Il me revient la responsabilité de dire l'état des lieux, de tenter un inventaire critique permettant de mesurer où nous en sommes depuis les dernières grandes réflexions sur l'enseignement de l'histoire et de la géographie. Il me revient aussi de poser quelques questions.

Vous disposez dans vos dossiers, entre autres documents qui permettent de faire le point, de seize propositions de la commission présidée en 1988-1989 par Philippe Joutard. Relisez ces textes ; vous constaterez que, pour l'essentiel, l'institution a intégré ces propositions. Quelques exemples : « le fossé entre l'enseignement général et l'enseignement technologique et professionnel » que déplorait le rapport a bien été en partie comblé. Dans l'enseignement professionnel, en effet, on enseigne désormais, comme ailleurs, l'histoire et la géographie en lieu et place de la connaissance du monde contemporain ; de même, dans le premier degré, l'histoire et la géographie ne sont plus instrumentalisées comme éventuel moyen pour éveiller les élèves, mais comme des disciplines de plein exercice. Nous avons tenté, comme le souhaitait une proposition, de « lutter contre l'empilement des connaissances en dégageant des points forts ». Nous avons réintroduit au lycée, jusque-Ià consacré à la seule période contemporaine, des morceaux d'histoire antérieure au XIXe siècle. Nous avons pris en compte l'exigence d'approches plus culturelles ; inutile d'insister sur la dimension religieuse de l'histoire et de la géographie désormais bien installée dans les programmes ; de même sur la dimension artistique: les oeuvres sont au coeur des programmes. Nous avons également pris très largement en compte la dimension européenne. Nous devons encore progresser, il est vrai, dans le domaine de l'histoire des sciences et des techniques.
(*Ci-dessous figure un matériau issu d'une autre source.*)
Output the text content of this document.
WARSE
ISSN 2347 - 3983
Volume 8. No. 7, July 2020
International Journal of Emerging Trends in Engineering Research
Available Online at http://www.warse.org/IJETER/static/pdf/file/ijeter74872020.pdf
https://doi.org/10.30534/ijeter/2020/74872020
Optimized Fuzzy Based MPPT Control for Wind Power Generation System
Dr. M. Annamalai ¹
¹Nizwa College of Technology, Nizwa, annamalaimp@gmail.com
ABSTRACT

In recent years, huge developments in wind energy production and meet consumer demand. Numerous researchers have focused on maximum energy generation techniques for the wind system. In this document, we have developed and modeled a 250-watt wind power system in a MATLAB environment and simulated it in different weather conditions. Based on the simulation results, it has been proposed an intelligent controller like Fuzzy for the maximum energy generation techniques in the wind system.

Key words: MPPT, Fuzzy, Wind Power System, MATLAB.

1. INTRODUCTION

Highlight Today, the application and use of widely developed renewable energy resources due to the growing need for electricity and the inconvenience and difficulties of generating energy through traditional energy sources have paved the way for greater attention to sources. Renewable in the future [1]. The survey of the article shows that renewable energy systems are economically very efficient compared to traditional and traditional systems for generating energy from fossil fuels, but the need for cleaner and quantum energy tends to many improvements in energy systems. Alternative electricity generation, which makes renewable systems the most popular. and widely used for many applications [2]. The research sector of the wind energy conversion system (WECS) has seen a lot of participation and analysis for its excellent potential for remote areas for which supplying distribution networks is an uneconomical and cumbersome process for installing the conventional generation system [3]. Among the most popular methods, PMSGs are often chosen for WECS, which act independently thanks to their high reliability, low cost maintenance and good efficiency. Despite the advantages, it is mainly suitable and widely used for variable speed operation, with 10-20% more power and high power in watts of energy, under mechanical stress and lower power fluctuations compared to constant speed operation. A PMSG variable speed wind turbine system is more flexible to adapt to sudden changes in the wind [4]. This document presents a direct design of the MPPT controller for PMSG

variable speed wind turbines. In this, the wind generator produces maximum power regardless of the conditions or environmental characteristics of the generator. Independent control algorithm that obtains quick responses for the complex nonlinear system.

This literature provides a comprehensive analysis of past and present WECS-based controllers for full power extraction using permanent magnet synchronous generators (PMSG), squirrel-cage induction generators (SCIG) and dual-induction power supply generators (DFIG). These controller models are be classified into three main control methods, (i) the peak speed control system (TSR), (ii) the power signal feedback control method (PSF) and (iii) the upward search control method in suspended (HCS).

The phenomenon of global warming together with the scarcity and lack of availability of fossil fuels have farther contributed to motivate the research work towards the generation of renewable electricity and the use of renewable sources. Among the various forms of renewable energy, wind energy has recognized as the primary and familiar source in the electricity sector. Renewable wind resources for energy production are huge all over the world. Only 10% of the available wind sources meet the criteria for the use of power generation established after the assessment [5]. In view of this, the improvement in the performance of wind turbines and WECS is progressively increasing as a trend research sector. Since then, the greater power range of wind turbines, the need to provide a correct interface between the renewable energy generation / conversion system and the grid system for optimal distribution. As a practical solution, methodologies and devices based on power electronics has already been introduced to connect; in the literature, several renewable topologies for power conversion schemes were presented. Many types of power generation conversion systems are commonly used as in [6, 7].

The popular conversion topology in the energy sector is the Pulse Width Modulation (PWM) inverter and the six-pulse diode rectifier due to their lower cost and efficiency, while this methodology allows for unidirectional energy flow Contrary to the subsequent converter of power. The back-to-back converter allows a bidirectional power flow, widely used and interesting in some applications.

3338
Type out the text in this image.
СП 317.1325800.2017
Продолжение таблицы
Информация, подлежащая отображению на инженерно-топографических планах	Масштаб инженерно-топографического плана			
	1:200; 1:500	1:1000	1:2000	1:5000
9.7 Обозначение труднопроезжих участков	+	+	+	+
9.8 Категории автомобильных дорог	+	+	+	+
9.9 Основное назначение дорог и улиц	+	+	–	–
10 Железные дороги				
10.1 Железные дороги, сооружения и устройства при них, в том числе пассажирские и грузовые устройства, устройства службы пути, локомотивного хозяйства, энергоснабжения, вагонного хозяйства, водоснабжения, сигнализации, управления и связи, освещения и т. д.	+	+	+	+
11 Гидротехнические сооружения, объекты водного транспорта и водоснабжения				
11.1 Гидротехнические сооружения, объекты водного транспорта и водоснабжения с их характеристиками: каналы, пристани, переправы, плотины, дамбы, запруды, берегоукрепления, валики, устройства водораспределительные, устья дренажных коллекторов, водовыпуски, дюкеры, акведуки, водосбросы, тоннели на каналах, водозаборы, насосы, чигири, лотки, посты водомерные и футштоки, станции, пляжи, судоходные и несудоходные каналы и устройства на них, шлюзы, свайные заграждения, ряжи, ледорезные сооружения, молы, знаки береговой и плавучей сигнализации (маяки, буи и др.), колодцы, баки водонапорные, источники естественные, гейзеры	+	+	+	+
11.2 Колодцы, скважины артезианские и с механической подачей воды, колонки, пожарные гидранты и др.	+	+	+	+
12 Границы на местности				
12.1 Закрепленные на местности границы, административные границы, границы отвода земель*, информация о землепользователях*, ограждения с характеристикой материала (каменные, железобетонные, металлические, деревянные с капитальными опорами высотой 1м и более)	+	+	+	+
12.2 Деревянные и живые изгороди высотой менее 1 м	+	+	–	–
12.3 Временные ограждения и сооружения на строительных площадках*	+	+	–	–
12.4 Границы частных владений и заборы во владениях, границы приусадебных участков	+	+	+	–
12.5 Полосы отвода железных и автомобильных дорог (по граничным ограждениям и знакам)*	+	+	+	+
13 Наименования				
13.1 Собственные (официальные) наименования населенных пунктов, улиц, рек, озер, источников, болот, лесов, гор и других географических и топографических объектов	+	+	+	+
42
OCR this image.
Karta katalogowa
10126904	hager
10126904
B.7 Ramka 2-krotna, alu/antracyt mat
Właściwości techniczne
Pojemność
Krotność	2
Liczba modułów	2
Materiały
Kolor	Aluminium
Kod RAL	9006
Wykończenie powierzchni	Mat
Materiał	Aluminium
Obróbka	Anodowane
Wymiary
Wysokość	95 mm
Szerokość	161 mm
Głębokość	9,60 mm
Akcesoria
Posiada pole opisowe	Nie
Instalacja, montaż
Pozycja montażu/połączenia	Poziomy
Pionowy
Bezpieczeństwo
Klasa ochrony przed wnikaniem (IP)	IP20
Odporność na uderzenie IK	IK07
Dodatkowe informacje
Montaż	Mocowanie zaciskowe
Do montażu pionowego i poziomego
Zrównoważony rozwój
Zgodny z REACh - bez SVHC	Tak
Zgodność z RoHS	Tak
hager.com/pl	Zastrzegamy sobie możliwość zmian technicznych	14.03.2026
Le premier constat introductif est donc positif. Le second, au contraire, est à la fois critique et interrogatif.

Après quelques débats, nous avons choisi de titrer cette rencontre « apprendre l'histoire et la géographie ». Apprendre et non enseigner. Et ce déplacement peut orienter notre réflexion. Mais, dans cette introduction, c'est ma perplexité que je souhaite d'abord vous faire partager : nous connaissons non seulement les horaires et les programmes mais aussi, par nos passages dans les classes, les pratiques pédagogiques, les détours, les oublis, l'usage du rétroprojecteur, la quasi disparition de la diapo ; nous savons que, sauf exception, l'histoire est plus enseignée que la géographie. Mais, malgré quelques tentatives récentes, nous savons mal ce que retiennent les élèves, nous mesurons malaisément l'empreinte culturelle qui vient spécifiquement de l'École. Les finalités civiques que nous proclamons relèvent-elles seulement du mode incantatoire ? Pouvons-nous, auprès des élèves, en mesurer les résultats ?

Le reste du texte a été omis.